Was your lack of showering a way of preventing yourself from getting your hopes up?

So Wife doesn't want sex, there are basically no circumstances under which she would have sex unless you suddenly drop a significant amount of weight (and even then I suspect she'd find other reasons to reject you), but yet instead of allowing you what would probably only be hypothetical freedom given your work, she insists on monogamy. It sounds more like a way of keeping you as miserable as she is, as faithfulness implies that there is some sort of sexual/intimate relationship to be faithful to.

Wife isn't working at all is she? As long as you're doing basic things like putting things away after you use them etc, shouldn't she be doing the majority of cleaning/household stuff?

Perpetually Plump caramelchicken ⋅ January 02, 2019

Yup. This comment. I agree with all of these things!

Park Row Fallout caramelchicken ⋅ January 03, 2019

I would like to say it was a way of preventing me from getting my hopes up; but the truth of the matter is I no longer even have hopes. I have almost entirely submitted to the fact that my Wife does not want to engage me in a physically intimate way no matter what I do. So, can't take steps to keep my hopes from getting up if I don't have hopes to begin with. No, it is mostly just "Iowa Winter Indoors" lack of activity apathy. Much like women in these parts will go months between shaving their legs because Winter Weather means sub freezing.

I agree with you that were I to suddenly appear as I did 13 years ago, there would still be other reasons for which she would reject me. I entirely believe that the fundamental issue resides entirely with her self-image. You may have something there. I hadn't thought of that, but it is likely enough that she is thinking "My husband should be as unhappy as I am." Dark, but it would fit.

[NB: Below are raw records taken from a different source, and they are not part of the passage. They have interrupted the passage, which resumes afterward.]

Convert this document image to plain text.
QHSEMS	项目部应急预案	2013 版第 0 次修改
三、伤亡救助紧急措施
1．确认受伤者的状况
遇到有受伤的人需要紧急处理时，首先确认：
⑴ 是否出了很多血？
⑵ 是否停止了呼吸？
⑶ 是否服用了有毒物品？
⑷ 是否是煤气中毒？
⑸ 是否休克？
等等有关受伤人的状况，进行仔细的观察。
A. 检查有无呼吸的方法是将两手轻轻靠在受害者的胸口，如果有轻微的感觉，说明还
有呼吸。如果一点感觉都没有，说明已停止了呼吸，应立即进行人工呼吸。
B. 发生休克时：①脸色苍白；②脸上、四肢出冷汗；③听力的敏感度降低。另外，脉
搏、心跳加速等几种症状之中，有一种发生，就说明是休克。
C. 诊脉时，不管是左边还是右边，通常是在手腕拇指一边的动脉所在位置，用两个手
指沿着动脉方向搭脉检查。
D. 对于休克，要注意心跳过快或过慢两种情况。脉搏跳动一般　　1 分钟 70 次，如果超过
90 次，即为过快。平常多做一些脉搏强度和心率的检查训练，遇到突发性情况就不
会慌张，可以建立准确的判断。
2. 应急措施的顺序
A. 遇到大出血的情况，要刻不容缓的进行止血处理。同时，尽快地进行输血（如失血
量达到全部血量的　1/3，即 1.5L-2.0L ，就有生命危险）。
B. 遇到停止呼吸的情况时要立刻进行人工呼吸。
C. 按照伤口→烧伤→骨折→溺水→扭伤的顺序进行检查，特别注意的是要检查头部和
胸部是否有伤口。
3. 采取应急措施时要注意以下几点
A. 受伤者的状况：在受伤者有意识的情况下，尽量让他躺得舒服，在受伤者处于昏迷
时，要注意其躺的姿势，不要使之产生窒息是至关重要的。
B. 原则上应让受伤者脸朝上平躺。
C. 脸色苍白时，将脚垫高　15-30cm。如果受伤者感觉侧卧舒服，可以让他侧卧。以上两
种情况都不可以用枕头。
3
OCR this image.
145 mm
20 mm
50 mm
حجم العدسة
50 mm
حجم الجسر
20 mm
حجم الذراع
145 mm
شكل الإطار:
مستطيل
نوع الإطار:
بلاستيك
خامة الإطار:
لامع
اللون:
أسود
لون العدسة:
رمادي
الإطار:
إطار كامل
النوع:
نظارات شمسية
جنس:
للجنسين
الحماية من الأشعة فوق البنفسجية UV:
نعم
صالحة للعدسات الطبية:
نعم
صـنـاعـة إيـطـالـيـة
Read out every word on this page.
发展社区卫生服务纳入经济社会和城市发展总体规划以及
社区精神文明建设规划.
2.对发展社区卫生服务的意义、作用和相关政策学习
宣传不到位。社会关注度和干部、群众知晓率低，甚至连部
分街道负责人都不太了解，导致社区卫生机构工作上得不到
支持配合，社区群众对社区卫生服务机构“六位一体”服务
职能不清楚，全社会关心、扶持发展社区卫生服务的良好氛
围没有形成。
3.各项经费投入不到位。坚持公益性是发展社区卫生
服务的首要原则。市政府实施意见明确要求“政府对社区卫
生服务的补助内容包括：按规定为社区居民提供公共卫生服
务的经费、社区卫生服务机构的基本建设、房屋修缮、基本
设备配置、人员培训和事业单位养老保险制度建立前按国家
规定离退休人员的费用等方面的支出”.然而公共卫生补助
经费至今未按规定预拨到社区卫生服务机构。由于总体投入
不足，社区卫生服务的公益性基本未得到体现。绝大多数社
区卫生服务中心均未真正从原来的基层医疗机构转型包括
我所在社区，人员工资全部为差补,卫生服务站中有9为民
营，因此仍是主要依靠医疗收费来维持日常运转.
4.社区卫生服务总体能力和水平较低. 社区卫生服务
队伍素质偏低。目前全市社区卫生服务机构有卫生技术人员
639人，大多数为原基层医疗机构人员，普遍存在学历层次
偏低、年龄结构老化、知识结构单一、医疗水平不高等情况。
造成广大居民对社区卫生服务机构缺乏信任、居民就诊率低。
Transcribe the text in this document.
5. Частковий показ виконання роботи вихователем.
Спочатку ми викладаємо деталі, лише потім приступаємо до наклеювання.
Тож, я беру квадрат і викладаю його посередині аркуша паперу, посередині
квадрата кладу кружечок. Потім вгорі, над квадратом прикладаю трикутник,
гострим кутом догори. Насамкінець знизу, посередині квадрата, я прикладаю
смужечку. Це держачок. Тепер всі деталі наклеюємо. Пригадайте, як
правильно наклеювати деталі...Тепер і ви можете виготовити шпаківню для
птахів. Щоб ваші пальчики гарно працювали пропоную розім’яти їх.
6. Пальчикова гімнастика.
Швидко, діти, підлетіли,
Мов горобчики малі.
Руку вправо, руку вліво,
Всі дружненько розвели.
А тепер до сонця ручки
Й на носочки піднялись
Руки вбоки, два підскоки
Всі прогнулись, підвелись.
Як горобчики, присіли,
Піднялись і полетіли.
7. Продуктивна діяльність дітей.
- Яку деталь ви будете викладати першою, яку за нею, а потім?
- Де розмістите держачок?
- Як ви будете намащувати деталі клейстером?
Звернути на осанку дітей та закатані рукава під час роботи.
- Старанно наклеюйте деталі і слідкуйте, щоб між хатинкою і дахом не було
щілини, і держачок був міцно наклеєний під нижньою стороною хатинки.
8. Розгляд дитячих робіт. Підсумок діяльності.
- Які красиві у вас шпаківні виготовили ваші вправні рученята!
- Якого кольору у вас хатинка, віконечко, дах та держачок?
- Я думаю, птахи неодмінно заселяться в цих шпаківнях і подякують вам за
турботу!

Wife is doing a lot around the house as far as "normal daily things." She does most of the laundry, much of the dishes, and much of the cooking. She's also hitting that point (after two months) where she's sick of being stuck in the house and wants to "start making something of herself" but she has no idea what that is or what she would want to do. Which is what she keeps focusing on in her personal counseling. I have attempted to encourage her to go deeper as "fatalistic self-image" and "fundamental lack of realistic perceptions" are issues that affect more of her life... but she chooses to spend her counseling time focused on Actions and Plans as opposed to Perspectives and Issues.